In 2013, after the PTI-led government came into power, the World Bank urged it to legislate the RTI and RTS bills and establish bodies to implement them. With funding from the global body, the Khyber-Pakhtunkhwa government established the RTI Commission in 2013 and the RTS Commission in 2014. Unfortunately, the worthwhile initiative has failed to make much headway as the PTI opted to staff it with internees instead of experienced officials. While the stated intent of fresh hires untainted by corruption is laudable, expecting senior police and district administration officials to accept the orders of people several years their junior—in terms of experience as well as age—was always a fool’s gambit. Hiring the interns is not a bad idea; in fact, it gives employment to the next generation. However, the government should have appointed a senior official or politician to implement the recommendations forwarded by its youthful employees or at the least outlined consequences for bureaucrats who failed to accept their demands.

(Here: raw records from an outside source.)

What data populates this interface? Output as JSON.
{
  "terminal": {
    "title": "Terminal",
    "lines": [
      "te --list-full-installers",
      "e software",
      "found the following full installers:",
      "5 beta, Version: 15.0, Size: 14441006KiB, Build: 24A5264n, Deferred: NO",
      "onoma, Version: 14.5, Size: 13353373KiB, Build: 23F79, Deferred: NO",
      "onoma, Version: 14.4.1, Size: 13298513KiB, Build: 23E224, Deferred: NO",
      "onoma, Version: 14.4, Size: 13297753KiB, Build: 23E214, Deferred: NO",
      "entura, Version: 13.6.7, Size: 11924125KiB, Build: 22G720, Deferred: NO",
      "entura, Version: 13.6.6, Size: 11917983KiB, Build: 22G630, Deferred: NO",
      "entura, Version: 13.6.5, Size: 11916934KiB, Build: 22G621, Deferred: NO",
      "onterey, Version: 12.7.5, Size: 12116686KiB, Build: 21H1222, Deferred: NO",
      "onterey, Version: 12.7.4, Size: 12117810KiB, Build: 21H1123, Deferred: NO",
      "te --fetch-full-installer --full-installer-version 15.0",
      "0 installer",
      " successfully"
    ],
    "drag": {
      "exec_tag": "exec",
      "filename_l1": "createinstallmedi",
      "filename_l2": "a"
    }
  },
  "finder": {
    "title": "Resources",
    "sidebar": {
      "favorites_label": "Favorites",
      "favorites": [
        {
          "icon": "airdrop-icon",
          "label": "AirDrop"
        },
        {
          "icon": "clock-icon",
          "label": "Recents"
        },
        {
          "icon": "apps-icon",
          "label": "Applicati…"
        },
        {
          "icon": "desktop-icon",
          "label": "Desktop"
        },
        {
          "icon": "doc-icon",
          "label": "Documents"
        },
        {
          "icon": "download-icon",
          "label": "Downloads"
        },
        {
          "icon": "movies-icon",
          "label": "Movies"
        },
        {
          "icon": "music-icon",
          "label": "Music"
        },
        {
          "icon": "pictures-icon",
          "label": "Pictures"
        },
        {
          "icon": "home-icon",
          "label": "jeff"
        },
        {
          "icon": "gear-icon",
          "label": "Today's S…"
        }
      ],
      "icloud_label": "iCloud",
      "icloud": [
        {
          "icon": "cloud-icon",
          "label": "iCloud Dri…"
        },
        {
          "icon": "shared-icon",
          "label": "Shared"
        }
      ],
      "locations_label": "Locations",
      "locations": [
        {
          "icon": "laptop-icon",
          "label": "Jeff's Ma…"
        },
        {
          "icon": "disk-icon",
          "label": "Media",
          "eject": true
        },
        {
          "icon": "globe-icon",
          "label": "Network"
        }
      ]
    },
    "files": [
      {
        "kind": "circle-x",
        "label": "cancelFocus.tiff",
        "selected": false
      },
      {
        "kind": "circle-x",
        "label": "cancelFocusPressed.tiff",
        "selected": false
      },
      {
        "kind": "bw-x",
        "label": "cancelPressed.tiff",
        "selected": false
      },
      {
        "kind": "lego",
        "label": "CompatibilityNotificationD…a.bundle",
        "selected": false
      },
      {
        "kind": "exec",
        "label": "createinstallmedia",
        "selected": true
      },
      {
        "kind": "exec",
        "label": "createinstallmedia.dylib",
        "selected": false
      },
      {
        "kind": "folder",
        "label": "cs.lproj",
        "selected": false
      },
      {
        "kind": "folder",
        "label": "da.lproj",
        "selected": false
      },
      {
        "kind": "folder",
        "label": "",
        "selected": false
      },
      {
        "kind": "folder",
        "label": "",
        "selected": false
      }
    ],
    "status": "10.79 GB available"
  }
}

Despite the PTI’s failings in Khyber-Pakhtunkhwa, most observers support its anti-corruption movement and hope its dharna will have a positive effect and force the sitting PMLN government to take action. But even among its supporters, the PTI’s oft-repeated claim of institutional bias rings hollow.
Despite the PTI claiming the government is actively trying to hamper its efforts, the Election Commission of Pakistan and the Supreme Court have both taken action on petitions against P.M. Nawaz Sharif and various PMLN leaders.
In September, the ECP—on a petition filed by the PTI and the PPP—started hearing arguments for the disqualification of Sharif over his family’s offshore accounts, as revealed by the Panama Papers. Khan’s lawyer alleged Sharif had hidden his daughter Maryam Nawaz’s ownership of an offshore bank account while listing her as a dependent. The hearings are still ongoing.
Similarly, the Supreme Court on Nov. 1 asked the PMLN and the PTI to submit Terms of Reference on the formation of a judicial commission to probe the Panama Papers leaks. Sharif, said his lawyer, had agreed to be investigated by a judicial commission—a key demand of Khan’s. This, once again, proves that Pakistan’s institutions are taking allegations against the prime minister seriously and are willing to cater to the PTI’s concerns. By continuing its protest, the PTI seeks to undermine its own case before the apex court. Instead of jumping the gun, the party should have allowed the case to proceed and acted if the verdict appeared to have been biased or otherwise tampered with. Instead, it decided on a parallel course of appearing in court as well as staging its dharna, which, say analysts, sends a message of intimidation to the judiciary—a dangerous precedent in a country where judicial workers often face threats to their lives just for doing their jobs.
The PTI cannot expect Pakistan’s judiciary to act overnight to alleviate their concerns. Pakistan’s justice system is notoriously slow, as Khan himself is aware based on his claim to “fix” it during the 2013 general elections campaign. But if Khan and his supporters want to work within the ambit of law, they have to be willing to follow the proper procedure to ensure their demands are met. Attempting to enforce a favorable and speedy verdict without due process is not only illegal, it also violates Pakistan’s Constitution—the one thing Khan accuses Sharif of nearly every day.
The PTI claims it is the best alternative to the poor governance espoused by the PPP, PMLN and various other political parties. It’s time it proved it.